Shanna Strauss is a mixed media visual artist based in Montreal, Quebec, Canada. Strauss is Tanzanian-American-Canadian and has exhibited work in Tanzania, Canada, Senegal, and the United States. Working predominantly on found wood, she combines photo-transfer, painting, wood burning, wood carving, beads, fabric, and other traditional Tanzanian materials. The techniques and mediums in her work are selected for their symbolic and cultural significance. Strauss often collaborates with her life and artistic partner, visual artist Jessica Sabogal.

== Education ==

Strauss completed a Bachelor of Fine Arts at the California College of Arts, San Francisco, CA. In 2014, she completed a Master's degree in Social Work at McGill University, Montreal, Quebec, with a focus on International and Community Development.

== Career ==

=== Exhibitions ===
Strauss’ work has been exhibited at the Montreal Museum of Fine Arts, Montreal, Quebec,; SomArts, San Francisco, CA; SPARC Gallery, Los Angeles, CA; Kala Art Institute, Berkeley, CA; the Thacher Gallery at the University of San Francisco, San Francisco, CA; and the Esker Foundation, Calgary, Alberta, Canada.

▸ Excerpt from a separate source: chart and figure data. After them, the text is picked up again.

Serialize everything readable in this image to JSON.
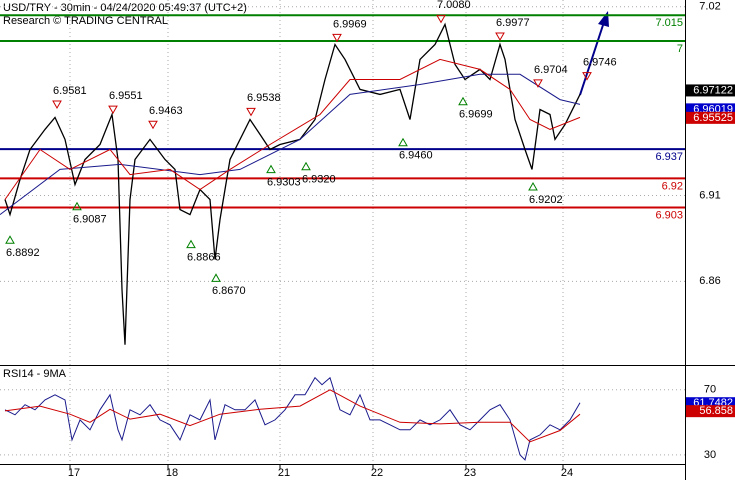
{
  "header": {
    "title": "USD/TRY - 30min - 04/24/2020 05:49:37 (UTC+2)",
    "subtitle": "Research © TRADING CENTRAL"
  },
  "chart_data": [
    {
      "type": "line",
      "xlim": [
        0,
        137
      ],
      "ylim": [
        6.813,
        7.021
      ],
      "yticks": [
        7.02,
        6.91,
        6.86
      ],
      "series": [
        {
          "color": "#000000",
          "x": [
            1,
            2,
            4,
            6,
            9,
            11,
            13,
            15,
            17,
            20,
            22.4,
            23.6,
            24.4,
            25,
            26,
            27,
            30,
            33,
            35,
            36,
            38,
            40,
            42,
            43,
            44,
            46,
            50,
            52,
            54,
            56,
            60,
            63,
            65,
            67,
            69,
            72,
            76,
            80,
            82,
            84,
            87,
            89,
            91,
            93,
            96,
            98,
            100,
            101,
            103,
            105,
            106.4,
            108,
            110,
            111,
            113,
            115,
            116
          ],
          "values": [
            6.9077,
            6.8989,
            6.9193,
            6.9368,
            6.9485,
            6.9555,
            6.9427,
            6.9164,
            6.931,
            6.9397,
            6.9572,
            6.931,
            6.8552,
            6.8231,
            6.9077,
            6.931,
            6.9427,
            6.931,
            6.9252,
            6.9018,
            6.8989,
            6.9135,
            6.9077,
            6.8727,
            6.896,
            6.931,
            6.9543,
            6.9456,
            6.9368,
            6.9397,
            6.9427,
            6.9543,
            6.9776,
            6.998,
            6.9893,
            6.9718,
            6.9689,
            6.9718,
            6.9543,
            6.9893,
            6.998,
            7.0097,
            6.9864,
            6.9776,
            6.9835,
            6.9776,
            6.998,
            6.9893,
            6.9543,
            6.9368,
            6.9252,
            6.9601,
            6.9572,
            6.9427,
            6.9514,
            6.9631,
            6.9689
          ]
        },
        {
          "color": "#1a1a8c",
          "x": [
            0,
            12,
            24,
            40,
            48,
            60,
            70,
            84,
            96,
            104,
            112,
            116
          ],
          "values": [
            6.8989,
            6.9252,
            6.9281,
            6.9222,
            6.9252,
            6.9427,
            6.9689,
            6.9747,
            6.9806,
            6.9806,
            6.9659,
            6.9631
          ]
        },
        {
          "color": "#cc0000",
          "x": [
            1,
            8,
            14,
            22,
            26,
            34,
            40,
            46,
            54,
            64,
            70,
            80,
            88,
            96,
            102,
            106,
            110,
            116
          ],
          "values": [
            6.9077,
            6.9368,
            6.9252,
            6.9368,
            6.9222,
            6.9252,
            6.9135,
            6.9252,
            6.9397,
            6.9572,
            6.9776,
            6.9776,
            6.9893,
            6.9835,
            6.9718,
            6.9543,
            6.9485,
            6.9555
          ]
        }
      ],
      "levels": [
        {
          "value": 7.015,
          "color": "#008000"
        },
        {
          "value": 7,
          "color": "#008000"
        },
        {
          "value": 6.937,
          "color": "#00008b"
        },
        {
          "value": 6.92,
          "color": "#cc0000"
        },
        {
          "value": 6.903,
          "color": "#cc0000"
        }
      ],
      "highs": {
        "color": "#cc0000",
        "x": [
          11.4,
          22.6,
          30.6,
          50.2,
          67.4,
          88.2,
          100,
          107.6,
          117.4
        ],
        "values": [
          6.9581,
          6.9551,
          6.9463,
          6.9538,
          6.9969,
          7.008,
          6.9977,
          6.9704,
          6.9746
        ],
        "value_labels": [
          "6.9581",
          "6.9551",
          "6.9463",
          "6.9538",
          "6.9969",
          "7.0080",
          "6.9977",
          "6.9704",
          "6.9746"
        ]
      },
      "lows": {
        "color": "#008000",
        "x": [
          2,
          15.4,
          38.2,
          43.2,
          54.2,
          61.2,
          80.6,
          92.6,
          106.6
        ],
        "values": [
          6.8892,
          6.9087,
          6.8866,
          6.867,
          6.9303,
          6.932,
          6.946,
          6.9699,
          6.9202
        ],
        "value_labels": [
          "6.8892",
          "6.9087",
          "6.8866",
          "6.8670",
          "6.9303",
          "6.9320",
          "6.9460",
          "6.9699",
          "6.9202"
        ]
      },
      "last_values": [
        {
          "value": 6.97122,
          "color": "#000000"
        },
        {
          "value": 6.96019,
          "color": "#0000cc"
        },
        {
          "value": 6.95525,
          "color": "#cc0000"
        }
      ]
    },
    {
      "type": "line",
      "title": "RSI14 - 9MA",
      "xlim": [
        0,
        137
      ],
      "ylim": [
        25,
        84
      ],
      "yticks": [
        70,
        30
      ],
      "xticks": [
        {
          "value": 14,
          "label": "17"
        },
        {
          "value": 33.6,
          "label": "18"
        },
        {
          "value": 56,
          "label": "21"
        },
        {
          "value": 74.6,
          "label": "22"
        },
        {
          "value": 93.2,
          "label": "23"
        },
        {
          "value": 112.6,
          "label": "24"
        }
      ],
      "series": [
        {
          "color": "#1a1a8c",
          "x": [
            1,
            3,
            5,
            7,
            9,
            11,
            13,
            14.4,
            16,
            18,
            20,
            22,
            23.6,
            24.4,
            26,
            28,
            30,
            32,
            34,
            36,
            38,
            40,
            42,
            43,
            45,
            47,
            49,
            51,
            53,
            55,
            57,
            59,
            61,
            63,
            64.4,
            66,
            68,
            70,
            72,
            74,
            76,
            78,
            80,
            82,
            84,
            86,
            88,
            90,
            92,
            94,
            96,
            98,
            100,
            102,
            104,
            105,
            106,
            108,
            110,
            112,
            114,
            116
          ],
          "values": [
            57.7,
            54.6,
            60.8,
            57.7,
            63.8,
            66.9,
            63.8,
            39.2,
            51.5,
            45.4,
            57.7,
            66.9,
            45.4,
            39.2,
            57.7,
            54.6,
            60.8,
            51.5,
            48.5,
            39.2,
            54.6,
            51.5,
            63.8,
            39.2,
            60.8,
            57.7,
            57.7,
            63.8,
            48.5,
            51.5,
            57.7,
            66.9,
            66.9,
            77.4,
            73.1,
            77.4,
            57.7,
            54.6,
            66.9,
            51.5,
            51.5,
            48.5,
            45.4,
            45.4,
            51.5,
            48.5,
            51.5,
            57.7,
            48.5,
            45.4,
            51.5,
            57.7,
            60.8,
            51.5,
            30,
            26.9,
            39.2,
            42.3,
            48.5,
            45.4,
            51.5,
            62
          ]
        },
        {
          "color": "#cc0000",
          "x": [
            1,
            8,
            14,
            18,
            22,
            26,
            32,
            38,
            44,
            52,
            60,
            66,
            72,
            80,
            88,
            96,
            102,
            106,
            112,
            116
          ],
          "values": [
            57,
            60,
            55,
            50,
            58,
            52,
            55,
            48,
            55,
            58,
            60,
            70,
            60,
            50,
            49,
            50,
            50,
            38,
            45,
            55
          ]
        }
      ],
      "last_values": [
        {
          "value": 61.7482,
          "color": "#0000cc"
        },
        {
          "value": 56.858,
          "color": "#cc0000"
        }
      ]
    }
  ]
}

Her work is in the permanent collection of the Montreal Museum of Fine Arts, Montreal, Quebec.

Strauss collaborated with artist Jessica Sabogal on the mural "Protect Our Trans Daughters" in Sacramento, California, honoring Chyna Gibson who was murdered in New Orleans. The grand opening was held on March 31, 2018, coinciding with Transgender Day of Visibility.

=== Awards ===
Strauss was awarded a Kala Fellowship and Media Residency for 2020-2021 from the Kala Art Institute, Berkeley, California.

In 2021, Strauss was a resident artist at Crosstown Arts, Memphis, Tennessee.

=== Publications ===
Her work has been featured in Canadian Art, CBC Arts, Montreal Gazette, Sacramento News & Review, and M – Montreal Museum of Fine Arts Magazine.